Catherine Mary O'Donnell (born 13 June 1996) is an English former rugby union player and model. She represented the England women's national rugby union team and played for Loughborough Lightning. She announced her retirement in 2026 having won 30 England caps.

== Early and personal life ==
O'Donnell's first rugby experience was in rugby league, where she played for local club Maryport ARLFC near her hometown of Maryport and then Keswick, Vale of Lune.

She played for the University of Liverpool as a student and she was named their athlete of the year for the 2015/16 season. O'Donnell then went to study for a Master's degree in Business Psychology at Loughborough University, graduating in 2019.

== Club career ==
O'Donnell played for Waterloo Ladies from 2014, and was recruited to the England U20s team while playing for the club.

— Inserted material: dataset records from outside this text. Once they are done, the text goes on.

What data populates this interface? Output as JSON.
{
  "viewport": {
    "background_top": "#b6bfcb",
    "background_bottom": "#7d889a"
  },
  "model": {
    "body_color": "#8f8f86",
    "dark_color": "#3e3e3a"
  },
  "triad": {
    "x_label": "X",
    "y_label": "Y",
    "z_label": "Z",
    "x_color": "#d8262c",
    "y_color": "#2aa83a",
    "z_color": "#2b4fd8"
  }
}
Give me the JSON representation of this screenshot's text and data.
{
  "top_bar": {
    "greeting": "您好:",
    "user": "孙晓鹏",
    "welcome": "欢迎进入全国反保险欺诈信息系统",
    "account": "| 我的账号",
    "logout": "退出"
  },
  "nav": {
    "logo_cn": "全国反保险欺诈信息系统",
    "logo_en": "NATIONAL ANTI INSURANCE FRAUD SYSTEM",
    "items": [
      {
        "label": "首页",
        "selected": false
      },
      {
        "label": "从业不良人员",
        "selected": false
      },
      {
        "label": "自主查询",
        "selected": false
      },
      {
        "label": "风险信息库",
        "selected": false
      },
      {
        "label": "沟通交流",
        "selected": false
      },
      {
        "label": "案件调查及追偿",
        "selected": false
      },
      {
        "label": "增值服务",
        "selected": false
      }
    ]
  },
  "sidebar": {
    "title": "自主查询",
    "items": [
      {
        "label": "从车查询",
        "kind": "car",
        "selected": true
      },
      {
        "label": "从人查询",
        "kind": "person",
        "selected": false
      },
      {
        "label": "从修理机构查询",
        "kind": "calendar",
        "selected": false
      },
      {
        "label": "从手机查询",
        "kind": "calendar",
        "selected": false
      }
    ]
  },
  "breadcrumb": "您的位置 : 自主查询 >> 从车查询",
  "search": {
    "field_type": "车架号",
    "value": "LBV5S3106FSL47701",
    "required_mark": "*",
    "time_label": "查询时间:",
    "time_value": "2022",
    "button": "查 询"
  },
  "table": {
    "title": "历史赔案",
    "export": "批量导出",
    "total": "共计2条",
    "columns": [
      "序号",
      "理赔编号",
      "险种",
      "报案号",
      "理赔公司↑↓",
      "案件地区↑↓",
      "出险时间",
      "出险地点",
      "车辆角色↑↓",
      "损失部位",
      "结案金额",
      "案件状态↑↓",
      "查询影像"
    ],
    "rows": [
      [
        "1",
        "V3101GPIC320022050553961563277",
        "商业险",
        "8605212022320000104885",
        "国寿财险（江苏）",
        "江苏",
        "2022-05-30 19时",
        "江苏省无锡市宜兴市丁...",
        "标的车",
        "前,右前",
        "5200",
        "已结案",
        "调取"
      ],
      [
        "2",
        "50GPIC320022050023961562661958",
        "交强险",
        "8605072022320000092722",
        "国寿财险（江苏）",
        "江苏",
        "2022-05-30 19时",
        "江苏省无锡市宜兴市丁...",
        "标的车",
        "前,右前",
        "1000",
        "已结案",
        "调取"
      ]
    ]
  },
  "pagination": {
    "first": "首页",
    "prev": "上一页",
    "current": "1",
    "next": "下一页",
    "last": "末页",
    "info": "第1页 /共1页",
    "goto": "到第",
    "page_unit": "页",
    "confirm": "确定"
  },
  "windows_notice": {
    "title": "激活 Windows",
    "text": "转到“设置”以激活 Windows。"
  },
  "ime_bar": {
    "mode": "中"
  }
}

In 2017, she signed for Loughborough Lightning. O’Donnell played her final match for the club against Saracens Women at the end of the 2023-24 season. She announced her retirement from rugby at the age of 30 years-old.

== International career ==
O'Donnell made her senior England debut against Canada in November 2017. In February 2018, she was brought on in the 2017 Women's Six Nations Championship as a replacement against Scotland and again versus Ireland. She scored her first international try in England's 37-15 win over Ireland at Twickenham Stadium in 2018 as part of the 2018 Quilter Internationals.

In 2019 she was awarded a full-time professional England contract. She started in four of England's five 2019 Women's Six Nations Championships games as the country won the grand slam. She went on to start all but one of England's Super Series fixtures in San Diego in 2019.

After the 2019 season, O'Donnell discovered she had fractured her shins and was absent from international rugby until April 2021, when she returned for the 2021 Women's Six Nations Championship. She was named in the England squad for the delayed 2021 Rugby World Cup held in New Zealand in October and November 2022.